In a Puri State of Mind

Max J. Kornblith ’10 visits a scenic beach town and finds a place of worship where the priests purloin

The small city of Puri sits in the state of Orissa, an eight-hour train ride down the coast from Kolkata. For the past two months Orissa has been in the papers for arson, intimidation, murder, and forced conversion of its Christian population with the tacit support of the Hinduist state government. This fact has no bearing on my experience of the place, in fact it took part in a very different part of the state. It is provided solely as the context every up-on-the-news Indian might have.

Puri is a both a beach town, and a temple town. The beach stretches wide and sandy along a rather temperamental section of the Bay of Bengal; discouraging me from entering beyond knee-high. Nonetheless, a quiet gap in which to settle with a book was tough to find amongst the Bengali holiday-makers, at least in this festival time.

The temple, meanwhile, honors Lord Jagannath—an iteration of Vishnu whose form, along with his two brothers’, is pulled through the streets in a 45-foot-high chariot each July by thousands of devotees. The festival is also the original source of the word “juggeraut.”

Unfortunately my visit to Puri fell far wide of this celebration, and since the temple complex at Puri is closed to non-Hindus, I could only gaze within its walls from the roof of a local “private library.” And so I entered one of the more common and less insidious types of little scams to be pulled on tourists in India.

For the privilege of ascending to the roof, the director expects a “donation” to the library and pulls out a book listing tourists, their host countries, and contributions ranging from 100 rupees (about $2) to 1000 ($20) or more. The solicitor, however, with a little convincing, yields to an offer of 10 rupees for the roof view even as nobody in the book has ostensibly had the gall to offer so little. On reflection, I’m sure zeroes will be added following the “10” I mark in the book in order to make it appear to the next traveler that nobody would insult the library with an offer of so small a sum, just as it was supposed to appear to me. (It’s tough to remember at one’s intent to write the sum in cursive to avoid doctoring, when faced with all the numerals above it).

The priests/tour guides of a temple in Kolkata pulled this scam as well, although theirs took a more insidious form as they separated me and my fellow traveler to bless us each in turn and then solicit a “donation” for the temple charity with the same book full of past 1,000 rupee and 500 rupee donations. Perhaps I’m cold-hearted, but based on the various forms of used car salesman pressure applied I feel confident in my skepticism of this “charitable” endeavor: I was stopped from approaching my friend while he was blessed lest I wisen him to our first encounter of this scam, I was asked when I offered only 50 why I couldn’t maybe give 100, and I was told that only 1500 rupees (about $30) would buy one bag of rice.

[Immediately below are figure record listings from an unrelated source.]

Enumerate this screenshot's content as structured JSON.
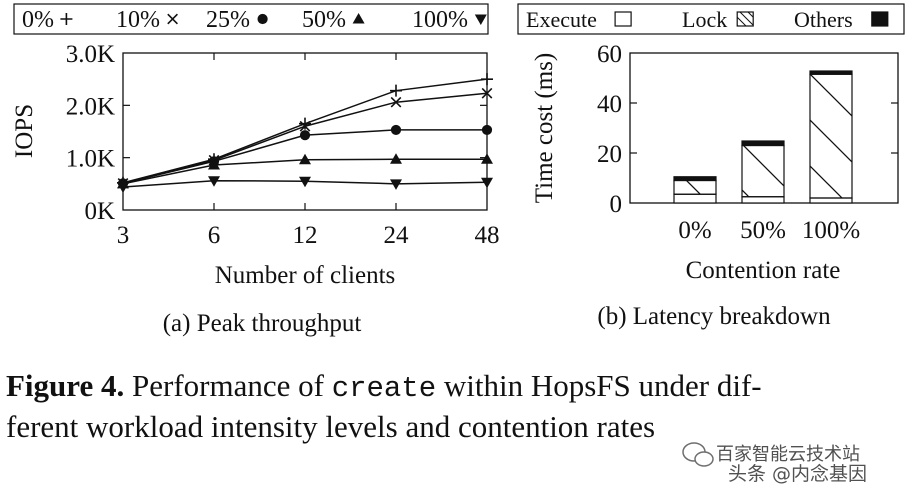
{
  "chart_data": [
    {
      "type": "line",
      "title": "(a) Peak throughput",
      "xlabel": "Number of clients",
      "ylabel": "IOPS",
      "x": [
        "3",
        "6",
        "12",
        "24",
        "48"
      ],
      "yticks": [
        "0K",
        "1.0K",
        "2.0K",
        "3.0K"
      ],
      "ylim": [
        0,
        3000
      ],
      "legend_position": "top",
      "series": [
        {
          "name": "0%",
          "marker": "plus",
          "values": [
            520,
            970,
            1650,
            2280,
            2500
          ]
        },
        {
          "name": "10%",
          "marker": "cross",
          "values": [
            510,
            950,
            1600,
            2060,
            2230
          ]
        },
        {
          "name": "25%",
          "marker": "circle",
          "values": [
            510,
            930,
            1430,
            1530,
            1530
          ]
        },
        {
          "name": "50%",
          "marker": "triangle-up",
          "values": [
            500,
            860,
            960,
            970,
            970
          ]
        },
        {
          "name": "100%",
          "marker": "triangle-down",
          "values": [
            440,
            560,
            550,
            500,
            530
          ]
        }
      ]
    },
    {
      "type": "bar",
      "stacked": true,
      "title": "(b) Latency breakdown",
      "xlabel": "Contention rate",
      "ylabel": "Time cost (ms)",
      "categories": [
        "0%",
        "50%",
        "100%"
      ],
      "yticks": [
        "0",
        "20",
        "40",
        "60"
      ],
      "ylim": [
        0,
        60
      ],
      "legend_position": "top",
      "series": [
        {
          "name": "Execute",
          "pattern": "empty",
          "values": [
            3.5,
            2.5,
            2
          ]
        },
        {
          "name": "Lock",
          "pattern": "hatched",
          "values": [
            5.5,
            20.5,
            49.5
          ]
        },
        {
          "name": "Others",
          "pattern": "solid",
          "values": [
            1.5,
            1.8,
            1.3
          ]
        }
      ]
    }
  ],
  "caption": {
    "label": "Figure 4.",
    "text_before": " Performance of ",
    "code": "create",
    "text_after_line1": " within HopsFS under dif-",
    "line2": "ferent workload intensity levels and contention rates"
  },
  "watermark": {
    "channel": "百家智能云技术站",
    "handle": "头条 @内念基因"
  }
}
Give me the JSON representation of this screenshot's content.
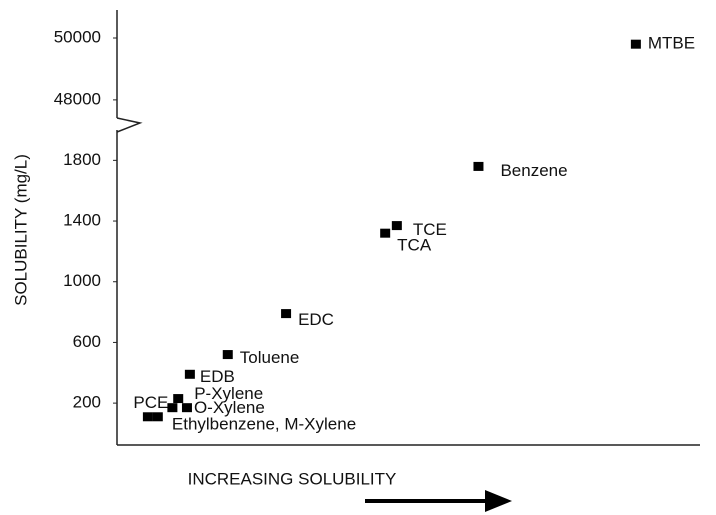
{
  "chart_data": {
    "type": "scatter",
    "ylabel": "SOLUBILITY (mg/L)",
    "xlabel": "INCREASING SOLUBILITY",
    "xlim": [
      0,
      100
    ],
    "y_segments": [
      {
        "ylim": [
          -76,
          2000
        ],
        "yticks": [
          200,
          600,
          1000,
          1400,
          1800
        ]
      },
      {
        "ylim": [
          47350,
          50840
        ],
        "yticks": [
          48000,
          50000
        ]
      }
    ],
    "color": "#000000",
    "labels": [
      "MTBE",
      "Benzene",
      "TCE",
      "TCA",
      "EDC",
      "Toluene",
      "EDB",
      "P-Xylene",
      "O-Xylene",
      "PCE",
      "Ethylbenzene, M-Xylene",
      null
    ],
    "x": [
      89,
      62,
      48,
      46,
      29,
      19,
      12.5,
      10.5,
      12,
      9.5,
      5.3,
      7
    ],
    "y": [
      49800,
      1760,
      1370,
      1320,
      790,
      520,
      390,
      230,
      170,
      170,
      110,
      110
    ]
  }
}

Travel scams take many other forms. I hoped, in this short piece, to describe how Puri—apparently a former stop on something called the “hippie trail” back in ancient history—had a particularly bizarre tout culture (“tout” is apparently a Briticism used for those who offer dodgy and difficult-to-evade street-corner guidance to foreigners). My first morning wandering the beach a man offered to arrange a trip for me in the canoe of a fisherman from the local village—an “authentic” experience recommended in some guidebooks. When I declined my new friends offer, he wondered instead if I might not like to buy some hash. I’d been offered hash in Delhi and Kolkata too, but the frequency of offers in Puri, (including from one especially loony rickshaw-wala), when in fact the sparse Western crowd seemed a bit tame, made me wonder if “high season” had permanently departed the town (or at least its backpacker quarter, the Indian holiday business seemed to be thriving).

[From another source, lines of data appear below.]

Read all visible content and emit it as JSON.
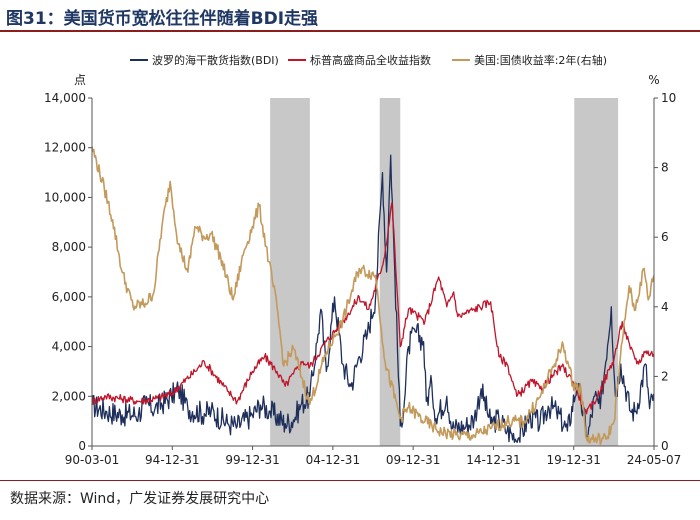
{
  "page": {
    "title": "图31：美国货币宽松往往伴随着BDI走强",
    "source": "数据来源：Wind，广发证券发展研究中心"
  },
  "colors": {
    "title": "#1f3763",
    "rule": "#8c1d1d",
    "shade": "#c8c8c8"
  },
  "chart_data": {
    "type": "line",
    "legend_position": "top",
    "grid": false,
    "left_axis": {
      "unit": "点",
      "range": [
        0,
        14000
      ],
      "ticks": [
        "0",
        "2,000",
        "4,000",
        "6,000",
        "8,000",
        "10,000",
        "12,000",
        "14,000"
      ]
    },
    "right_axis": {
      "unit": "%",
      "range": [
        0,
        10
      ],
      "ticks": [
        "0",
        "2",
        "4",
        "6",
        "8",
        "10"
      ]
    },
    "x_axis": {
      "range": [
        "1990-03-01",
        "2024-05-07"
      ],
      "ticks": [
        "90-03-01",
        "94-12-31",
        "99-12-31",
        "04-12-31",
        "09-12-31",
        "14-12-31",
        "19-12-31",
        "24-05-07"
      ]
    },
    "shaded_periods": [
      [
        "2001-01",
        "2003-06"
      ],
      [
        "2007-09",
        "2008-12"
      ],
      [
        "2019-07",
        "2022-03"
      ]
    ],
    "series": [
      {
        "name": "波罗的海干散货指数(BDI)",
        "axis": "left",
        "color": "#1f2f5c",
        "points": [
          [
            "1990-03",
            1650
          ],
          [
            "1991-01",
            1400
          ],
          [
            "1992-01",
            1250
          ],
          [
            "1993-01",
            1300
          ],
          [
            "1993-06",
            1700
          ],
          [
            "1994-01",
            1500
          ],
          [
            "1995-01",
            2000
          ],
          [
            "1995-06",
            2300
          ],
          [
            "1996-01",
            1500
          ],
          [
            "1997-01",
            1300
          ],
          [
            "1997-06",
            1400
          ],
          [
            "1998-06",
            900
          ],
          [
            "1999-01",
            800
          ],
          [
            "1999-12",
            1250
          ],
          [
            "2000-06",
            1650
          ],
          [
            "2001-01",
            1400
          ],
          [
            "2001-12",
            900
          ],
          [
            "2002-06",
            1050
          ],
          [
            "2002-12",
            1700
          ],
          [
            "2003-06",
            2000
          ],
          [
            "2003-12",
            4500
          ],
          [
            "2004-02",
            5500
          ],
          [
            "2004-06",
            3000
          ],
          [
            "2004-12",
            6000
          ],
          [
            "2005-06",
            3300
          ],
          [
            "2005-12",
            2400
          ],
          [
            "2006-06",
            3600
          ],
          [
            "2006-12",
            4500
          ],
          [
            "2007-06",
            6000
          ],
          [
            "2007-11",
            11000
          ],
          [
            "2008-02",
            7000
          ],
          [
            "2008-05",
            11700
          ],
          [
            "2008-08",
            7000
          ],
          [
            "2008-12",
            800
          ],
          [
            "2009-03",
            1800
          ],
          [
            "2009-06",
            4000
          ],
          [
            "2009-11",
            4600
          ],
          [
            "2010-05",
            4200
          ],
          [
            "2010-07",
            1800
          ],
          [
            "2010-11",
            2500
          ],
          [
            "2011-02",
            1100
          ],
          [
            "2011-10",
            2000
          ],
          [
            "2012-02",
            700
          ],
          [
            "2012-12",
            800
          ],
          [
            "2013-06",
            1100
          ],
          [
            "2013-11",
            2300
          ],
          [
            "2014-06",
            900
          ],
          [
            "2014-12",
            1100
          ],
          [
            "2015-06",
            600
          ],
          [
            "2016-02",
            300
          ],
          [
            "2016-11",
            1200
          ],
          [
            "2017-06",
            900
          ],
          [
            "2017-12",
            1600
          ],
          [
            "2018-06",
            1400
          ],
          [
            "2019-02",
            600
          ],
          [
            "2019-09",
            2500
          ],
          [
            "2020-05",
            400
          ],
          [
            "2020-10",
            2000
          ],
          [
            "2021-02",
            1500
          ],
          [
            "2021-10",
            5600
          ],
          [
            "2022-01",
            2000
          ],
          [
            "2022-05",
            3300
          ],
          [
            "2022-12",
            1400
          ],
          [
            "2023-04",
            1400
          ],
          [
            "2023-11",
            3300
          ],
          [
            "2024-02",
            1500
          ],
          [
            "2024-05",
            2100
          ]
        ]
      },
      {
        "name": "标普高盛商品全收益指数",
        "axis": "left",
        "color": "#c0152a",
        "points": [
          [
            "1990-03",
            1800
          ],
          [
            "1991-01",
            2000
          ],
          [
            "1992-01",
            1900
          ],
          [
            "1993-01",
            1800
          ],
          [
            "1994-01",
            1900
          ],
          [
            "1995-01",
            2100
          ],
          [
            "1996-06",
            3000
          ],
          [
            "1997-01",
            3400
          ],
          [
            "1998-06",
            2200
          ],
          [
            "1999-01",
            1800
          ],
          [
            "1999-12",
            3000
          ],
          [
            "2000-09",
            3600
          ],
          [
            "2001-06",
            3000
          ],
          [
            "2001-12",
            2400
          ],
          [
            "2002-06",
            2900
          ],
          [
            "2003-01",
            3400
          ],
          [
            "2003-06",
            3200
          ],
          [
            "2004-06",
            4200
          ],
          [
            "2005-06",
            5000
          ],
          [
            "2006-06",
            6000
          ],
          [
            "2007-01",
            5500
          ],
          [
            "2007-12",
            7500
          ],
          [
            "2008-06",
            9800
          ],
          [
            "2008-12",
            4000
          ],
          [
            "2009-06",
            5500
          ],
          [
            "2010-06",
            5000
          ],
          [
            "2011-04",
            6800
          ],
          [
            "2011-10",
            5600
          ],
          [
            "2012-03",
            6200
          ],
          [
            "2012-06",
            5200
          ],
          [
            "2013-06",
            5500
          ],
          [
            "2014-06",
            5800
          ],
          [
            "2014-12",
            3600
          ],
          [
            "2015-06",
            3300
          ],
          [
            "2016-01",
            2000
          ],
          [
            "2016-12",
            2600
          ],
          [
            "2017-06",
            2300
          ],
          [
            "2018-10",
            3200
          ],
          [
            "2019-06",
            2600
          ],
          [
            "2020-04",
            1300
          ],
          [
            "2020-12",
            2000
          ],
          [
            "2021-12",
            3500
          ],
          [
            "2022-06",
            5000
          ],
          [
            "2022-12",
            3900
          ],
          [
            "2023-06",
            3300
          ],
          [
            "2023-10",
            3800
          ],
          [
            "2024-05",
            3700
          ]
        ]
      },
      {
        "name": "美国:国债收益率:2年(右轴)",
        "axis": "right",
        "color": "#c49a5c",
        "points": [
          [
            "1990-03",
            8.6
          ],
          [
            "1990-12",
            7.4
          ],
          [
            "1991-06",
            6.5
          ],
          [
            "1992-01",
            5.0
          ],
          [
            "1992-09",
            4.0
          ],
          [
            "1993-06",
            4.1
          ],
          [
            "1993-12",
            4.4
          ],
          [
            "1994-06",
            6.3
          ],
          [
            "1994-12",
            7.6
          ],
          [
            "1995-06",
            5.8
          ],
          [
            "1996-01",
            5.0
          ],
          [
            "1996-06",
            6.3
          ],
          [
            "1997-01",
            6.0
          ],
          [
            "1997-06",
            6.1
          ],
          [
            "1998-01",
            5.4
          ],
          [
            "1998-10",
            4.2
          ],
          [
            "1999-06",
            5.6
          ],
          [
            "1999-12",
            6.3
          ],
          [
            "2000-05",
            6.9
          ],
          [
            "2000-12",
            5.3
          ],
          [
            "2001-06",
            4.0
          ],
          [
            "2001-11",
            2.3
          ],
          [
            "2002-06",
            2.8
          ],
          [
            "2003-06",
            1.2
          ],
          [
            "2004-06",
            2.7
          ],
          [
            "2005-06",
            3.6
          ],
          [
            "2006-06",
            5.1
          ],
          [
            "2007-06",
            4.9
          ],
          [
            "2008-01",
            2.4
          ],
          [
            "2008-12",
            0.8
          ],
          [
            "2009-06",
            1.1
          ],
          [
            "2010-06",
            0.7
          ],
          [
            "2011-06",
            0.4
          ],
          [
            "2012-06",
            0.3
          ],
          [
            "2013-06",
            0.3
          ],
          [
            "2014-06",
            0.5
          ],
          [
            "2015-06",
            0.7
          ],
          [
            "2016-06",
            0.7
          ],
          [
            "2017-06",
            1.4
          ],
          [
            "2018-06",
            2.5
          ],
          [
            "2018-11",
            2.9
          ],
          [
            "2019-06",
            1.8
          ],
          [
            "2019-12",
            1.6
          ],
          [
            "2020-04",
            0.2
          ],
          [
            "2021-06",
            0.2
          ],
          [
            "2021-12",
            0.7
          ],
          [
            "2022-06",
            3.0
          ],
          [
            "2022-11",
            4.6
          ],
          [
            "2023-03",
            3.9
          ],
          [
            "2023-10",
            5.1
          ],
          [
            "2024-01",
            4.2
          ],
          [
            "2024-05",
            4.9
          ]
        ]
      }
    ]
  }
}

In Kolkata the scams had carried their own character—providing a bottle of water whose cap had already been unsealed and claiming “I just did that myself, sir” proved popular even in decent restaurants. The next destination of my journey, Bodhgaya—the spot of Buddha’s enlightenment—would house its own flavor of touts. “You think I want money; I just guide people for good karma of helping. What are you looking for?”

“Umm... enlightenment. Now jayo, bhaya: get out of here.”

An eight-year old kid in Bodhgaya latched onto my friend and I. Chutto told us he wanted to practice his English, and he took us to his family’s one-room hut, adjacent to the tent restaurant we were eating in and showed us his schoolbooks. Then he asked us if we wouldn’t buy him a football so he could play like the other kids.

He followed us to the bookstores we were heading towards clearly seeking a commission should we buy anything, and he tried to kick a young girl who attempted to beg from us while we were under his sway, his juicy catch. The kid had launched on the path of the tout, and to encourage him could only in the long run lead him away from the school and toward the domain of the loitering young men barking out “Where are you going? What you want?”